Enfim, por mais elevada que seja a sensibilidade que um determinado Direito tenha para com o respeito à liberdade de consciência, é claro que, em alguns casos, não poderão conciliar-se por completo os bens jurídicos em conflito; ou seja, a norma jurídica não poderá ser adaptada, na sua totalidade, às exigências morais de consciência de todos os cidadãos. Nesse tipo de situação, o ideal é evitar respostas simplistas de caráter negativo. O poder político deve fazer um esforço de flexibilização para encontrar as soluções menos lesivas para a consciência do objetor.
- A objeção de consciência pressupõe uma consciência retamente formada? Pressupõe que a lei positiva pode ser injusta, o que equivale a reconhecer um fundamento legal acima da lei positiva, uma "lei natural" que obriga a consciência?
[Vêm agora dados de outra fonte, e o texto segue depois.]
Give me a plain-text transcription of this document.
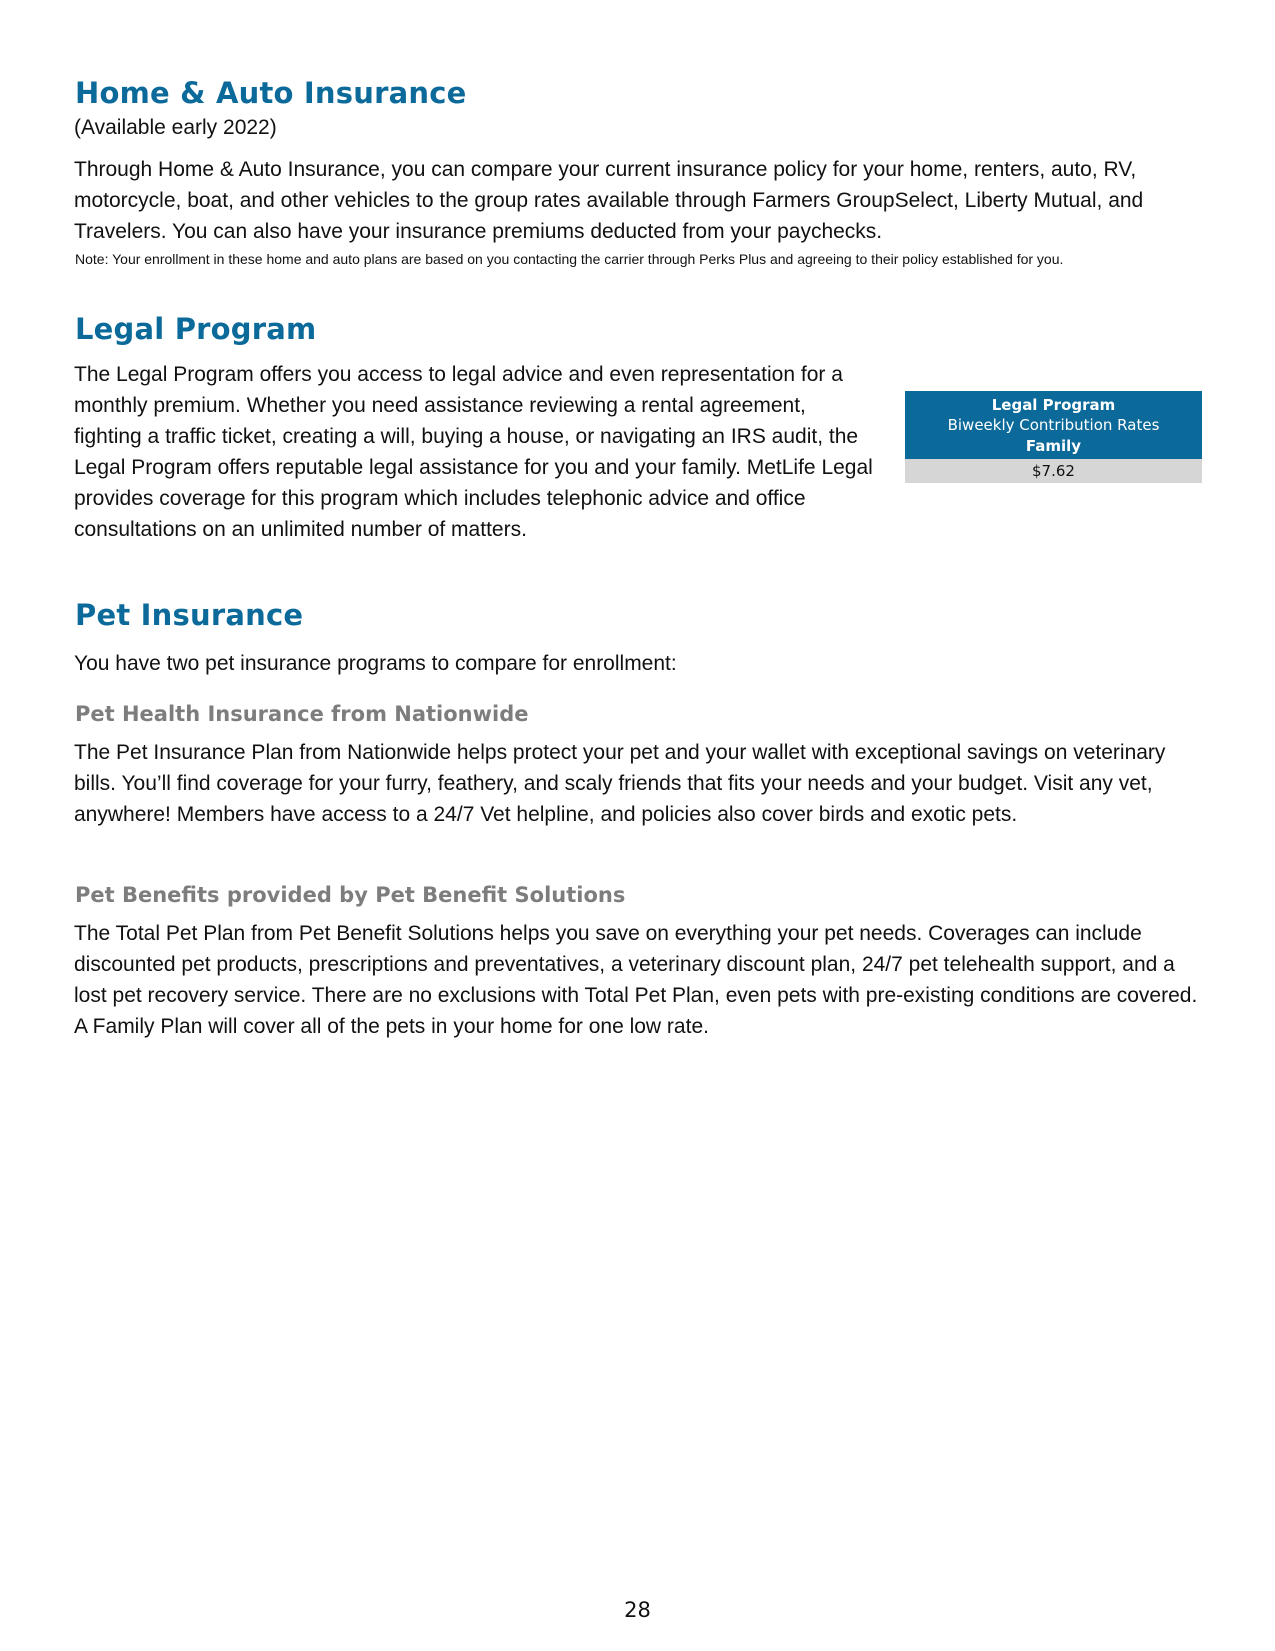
Home & Auto Insurance

(Available early 2022)

Through Home & Auto Insurance, you can compare your current insurance policy for your home, renters, auto, RV, motorcycle, boat, and other vehicles to the group rates available through Farmers GroupSelect, Liberty Mutual, and Travelers. You can also have your insurance premiums deducted from your paychecks.

Note: Your enrollment in these home and auto plans are based on you contacting the carrier through Perks Plus and agreeing to their policy established for you.

Legal Program

The Legal Program offers you access to legal advice and even representation for a monthly premium. Whether you need assistance reviewing a rental agreement, fighting a traffic ticket, creating a will, buying a house, or navigating an IRS audit, the Legal Program offers reputable legal assistance for you and your family. MetLife Legal provides coverage for this program which includes telephonic advice and office consultations on an unlimited number of matters.

Legal Program
Biweekly Contribution Rates
Family
$7.62
Pet Insurance

You have two pet insurance programs to compare for enrollment:

Pet Health Insurance from Nationwide

The Pet Insurance Plan from Nationwide helps protect your pet and your wallet with exceptional savings on veterinary bills. You’ll find coverage for your furry, feathery, and scaly friends that fits your needs and your budget. Visit any vet, anywhere! Members have access to a 24/7 Vet helpline, and policies also cover birds and exotic pets.

Pet Benefits provided by Pet Benefit Solutions

The Total Pet Plan from Pet Benefit Solutions helps you save on everything your pet needs. Coverages can include discounted pet products, prescriptions and preventatives, a veterinary discount plan, 24/7 pet telehealth support, and a lost pet recovery service. There are no exclusions with Total Pet Plan, even pets with pre-existing conditions are covered. A Family Plan will cover all of the pets in your home for one low rate.

28
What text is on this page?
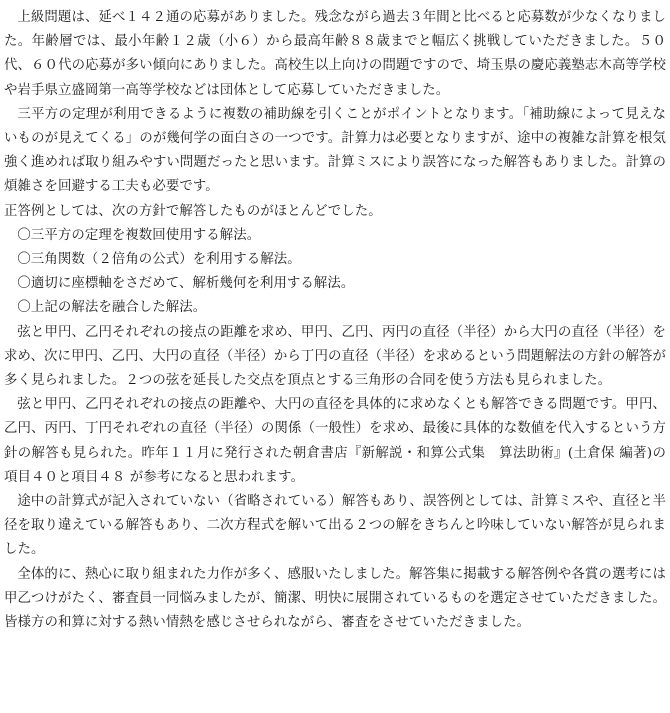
上級問題は、延べ１４２通の応募がありました。残念ながら過去３年間と比べると応募数が少なくなりました。年齢層では、最小年齢１２歳（小６）から最高年齢８８歳までと幅広く挑戦していただきました。５０代、６０代の応募が多い傾向にありました。高校生以上向けの問題ですので、埼玉県の慶応義塾志木高等学校や岩手県立盛岡第一高等学校などは団体として応募していただきました。

三平方の定理が利用できるように複数の補助線を引くことがポイントとなります。「補助線によって見えないものが見えてくる」のが幾何学の面白さの一つです。計算力は必要となりますが、途中の複雑な計算を根気強く進めれば取り組みやすい問題だったと思います。計算ミスにより誤答になった解答もありました。計算の煩雑さを回避する工夫も必要です。

正答例としては、次の方針で解答したものがほとんどでした。

〇三平方の定理を複数回使用する解法。
〇三角関数（２倍角の公式）を利用する解法。
〇適切に座標軸をさだめて、解析幾何を利用する解法。
〇上記の解法を融合した解法。

弦と甲円、乙円それぞれの接点の距離を求め、甲円、乙円、丙円の直径（半径）から大円の直径（半径）を求め、次に甲円、乙円、大円の直径（半径）から丁円の直径（半径）を求めるという問題解法の方針の解答が多く見られました。２つの弦を延長した交点を頂点とする三角形の合同を使う方法も見られました。

弦と甲円、乙円それぞれの接点の距離や、大円の直径を具体的に求めなくとも解答できる問題です。甲円、乙円、丙円、丁円それぞれの直径（半径）の関係（一般性）を求め、最後に具体的な数値を代入するという方針の解答も見られた。昨年１１月に発行された朝倉書店『新解説・和算公式集　算法助術』(土倉保 編著)の項目４０と項目４８ が参考になると思われます。

途中の計算式が記入されていない（省略されている）解答もあり、誤答例としては、計算ミスや、直径と半径を取り違えている解答もあり、二次方程式を解いて出る２つの解をきちんと吟味していない解答が見られました。

全体的に、熱心に取り組まれた力作が多く、感服いたしました。解答集に掲載する解答例や各賞の選考には甲乙つけがたく、審査員一同悩みましたが、簡潔、明快に展開されているものを選定させていただきました。皆様方の和算に対する熱い情熱を感じさせられながら、審査をさせていただきました。
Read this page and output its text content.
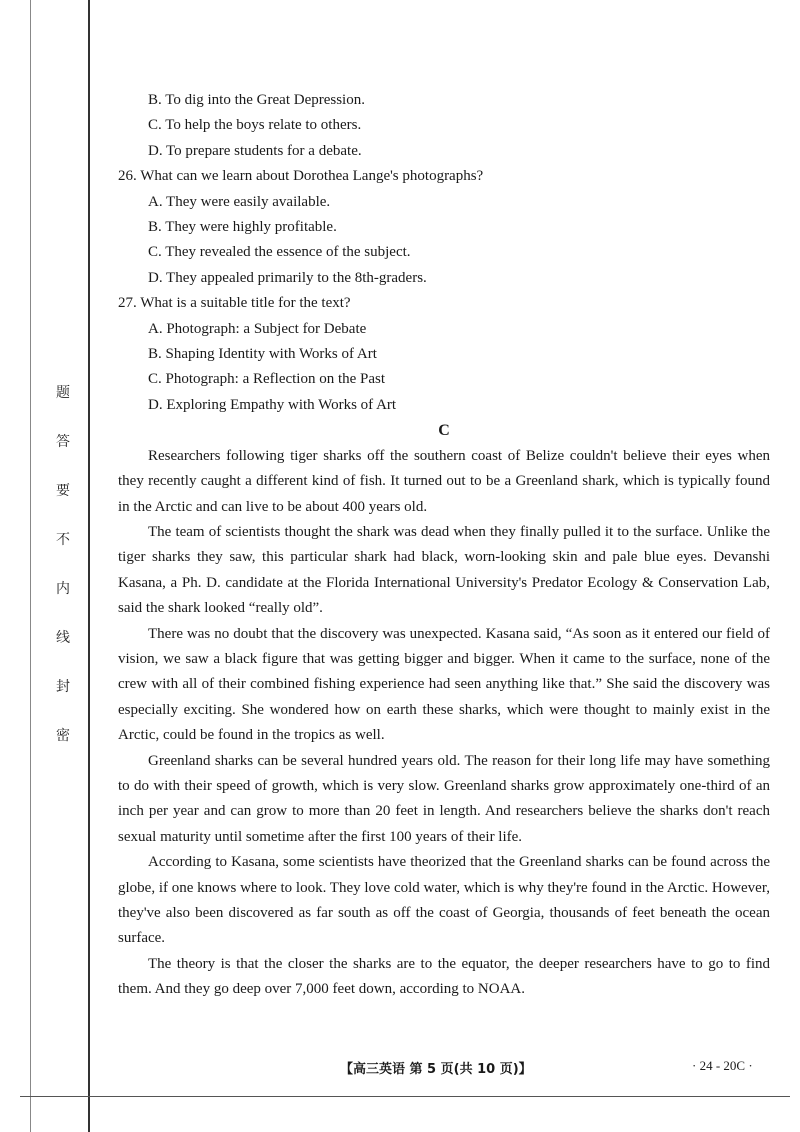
题
答
要
不
内
线
封
密
B. To dig into the Great Depression.
C. To help the boys relate to others.
D. To prepare students for a debate.
26. What can we learn about Dorothea Lange's photographs?
A. They were easily available.
B. They were highly profitable.
C. They revealed the essence of the subject.
D. They appealed primarily to the 8th-graders.
27. What is a suitable title for the text?
A. Photograph: a Subject for Debate
B. Shaping Identity with Works of Art
C. Photograph: a Reflection on the Past
D. Exploring Empathy with Works of Art
C

Researchers following tiger sharks off the southern coast of Belize couldn't believe their eyes when they recently caught a different kind of fish. It turned out to be a Greenland shark, which is typically found in the Arctic and can live to be about 400 years old.

The team of scientists thought the shark was dead when they finally pulled it to the surface. Unlike the tiger sharks they saw, this particular shark had black, worn-looking skin and pale blue eyes. Devanshi Kasana, a Ph. D. candidate at the Florida International University's Predator Ecology & Conservation Lab, said the shark looked “really old”.

There was no doubt that the discovery was unexpected. Kasana said, “As soon as it entered our field of vision, we saw a black figure that was getting bigger and bigger. When it came to the surface, none of the crew with all of their combined fishing experience had seen anything like that.” She said the discovery was especially exciting. She wondered how on earth these sharks, which were thought to mainly exist in the Arctic, could be found in the tropics as well.

Greenland sharks can be several hundred years old. The reason for their long life may have something to do with their speed of growth, which is very slow. Greenland sharks grow approximately one-third of an inch per year and can grow to more than 20 feet in length. And researchers believe the sharks don't reach sexual maturity until sometime after the first 100 years of their life.

According to Kasana, some scientists have theorized that the Greenland sharks can be found across the globe, if one knows where to look. They love cold water, which is why they're found in the Arctic. However, they've also been discovered as far south as off the coast of Georgia, thousands of feet beneath the ocean surface.

The theory is that the closer the sharks are to the equator, the deeper researchers have to go to find them. And they go deep over 7,000 feet down, according to NOAA.

【高三英语 第 5 页(共 10 页)】	· 24 - 20C ·
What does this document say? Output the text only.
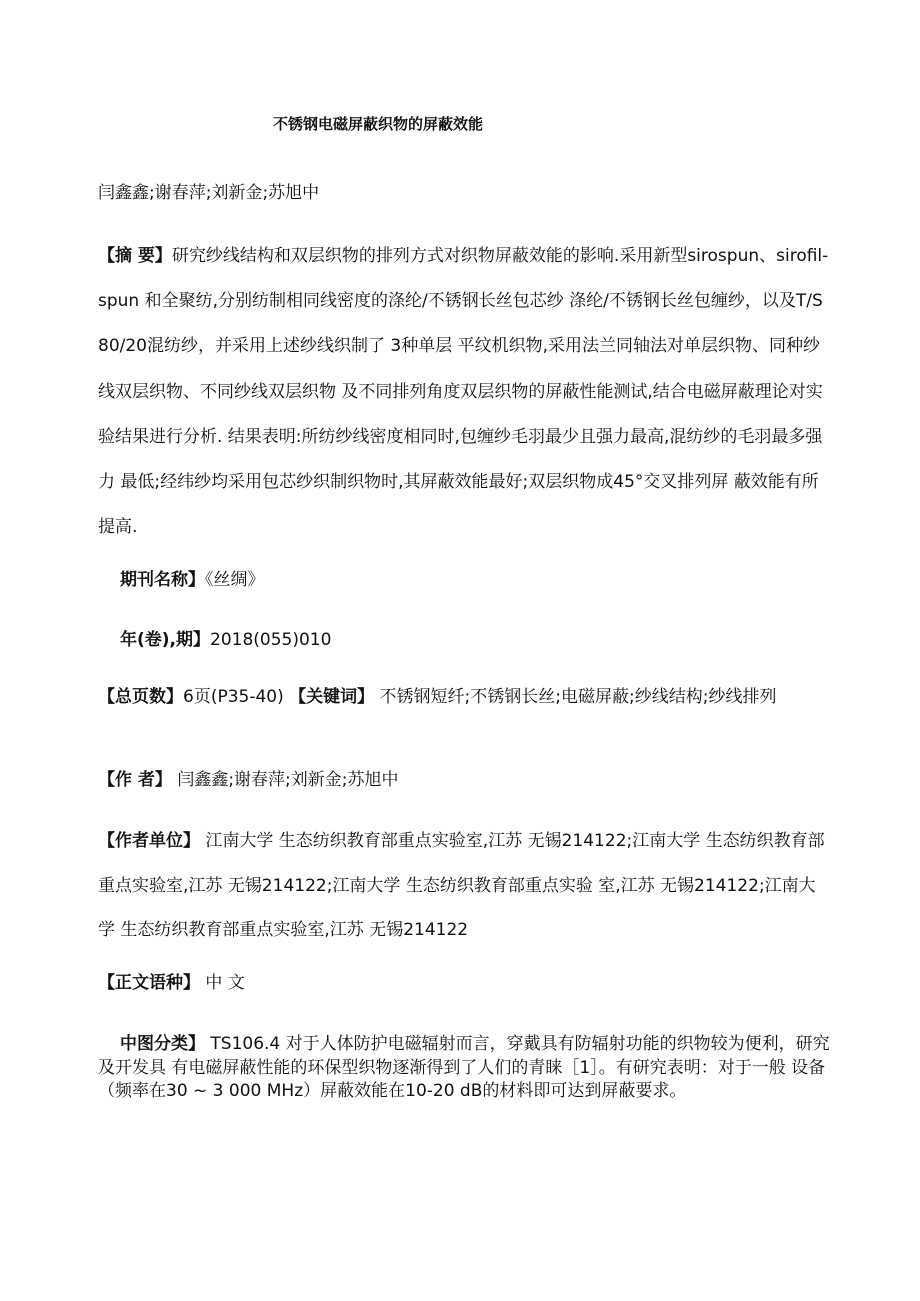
不锈钢电磁屏蔽织物的屏蔽效能
闫鑫鑫;谢春萍;刘新金;苏旭中
【摘 要】研究纱线结构和双层织物的排列方式对织物屏蔽效能的影响.采用新型sirospun、sirofil-spun 和全聚纺,分别纺制相同线密度的涤纶/不锈钢长丝包芯纱 涤纶/不锈钢长丝包缠纱，以及T/S 80/20混纺纱，并采用上述纱线织制了 3种单层 平纹机织物,采用法兰同轴法对单层织物、同种纱线双层织物、不同纱线双层织物 及不同排列角度双层织物的屏蔽性能测试,结合电磁屏蔽理论对实验结果进行分析. 结果表明:所纺纱线密度相同时,包缠纱毛羽最少且强力最高,混纺纱的毛羽最多强力 最低;经纬纱均采用包芯纱织制织物时,其屏蔽效能最好;双层织物成45°交叉排列屏 蔽效能有所提高.
期刊名称】《丝绸》
年(卷),期】2018(055)010
【总页数】6页(P35-40) 【关键词】 不锈钢短纤;不锈钢长丝;电磁屏蔽;纱线结构;纱线排列
【作 者】 闫鑫鑫;谢春萍;刘新金;苏旭中
【作者单位】 江南大学 生态纺织教育部重点实验室,江苏 无锡214122;江南大学 生态纺织教育部重点实验室,江苏 无锡214122;江南大学 生态纺织教育部重点实验 室,江苏 无锡214122;江南大学 生态纺织教育部重点实验室,江苏 无锡214122
【正文语种】 中 文
中图分类】 TS106.4 对于人体防护电磁辐射而言，穿戴具有防辐射功能的织物较为便利，研究及开发具 有电磁屏蔽性能的环保型织物逐渐得到了人们的青睐［1］。有研究表明：对于一般 设备（频率在30 ~ 3 000 MHz）屏蔽效能在10-20 dB的材料即可达到屏蔽要求。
Rafael Navarro-Valls: Em princípio, a objeção de consciência é um direito fundamental que, inclusive, ampara a chamada consciência errônea. O Estado não é competente para avaliar as motivações que movem as consciências dos seus cidadãos.
Mas é evidente que, em muitos casos, o objetor age movido por uma lei natural que está acima da lei positiva. Isso não é uma anomalia. Quando fez meio século do início daquele drama judicial que foram os julgamentos de Nurembreg, discutiu-se e observou-se que, ao se rejeitar a tese da “obediência devida” à lei nacional-socialista e às autoridades quando ordenam atrocidades, o que se potencializou foi a função ética, que, na teoria clássica da justiça, corresponde à consciência pessoal. Nuremberg demonstrou que a cultura jurídica ocidental se fundamenta em valores jurídicos radicais, por cima de decisões de eventuais maiorias ou imposições plebiscitárias.
- Qual é a sua opinião sobre as decisões europeias no caso concreto da objeção dos profissionais de saúde contra o aborto?
Rafael Navarro-Valls: As resistências detectáveis a reconhecer esse direito em toda a sua plenitude sofreram um revés jurídico severo com a recente resolução 1763 (2010) da Assembleia Parlamentar do Conselho da Europa. Ela estabelece a clara proibição de coagir ou discriminar pessoas ou instituições que se recusem, por qualquer razão, a participar ou colaborar num aborto voluntário, eutanásia ou em qualquer ato que cause a morte de um feto ou embrião humano. Ao mesmo tempo, convida os Estados membros a desenvolverem uma normativa que tutele em sua plenitude a objeção de consciência ao aborto, garantindo aos profissionais de saúde o direito de se absterem em todo tipo de práticas abortivas ou de eutanásia.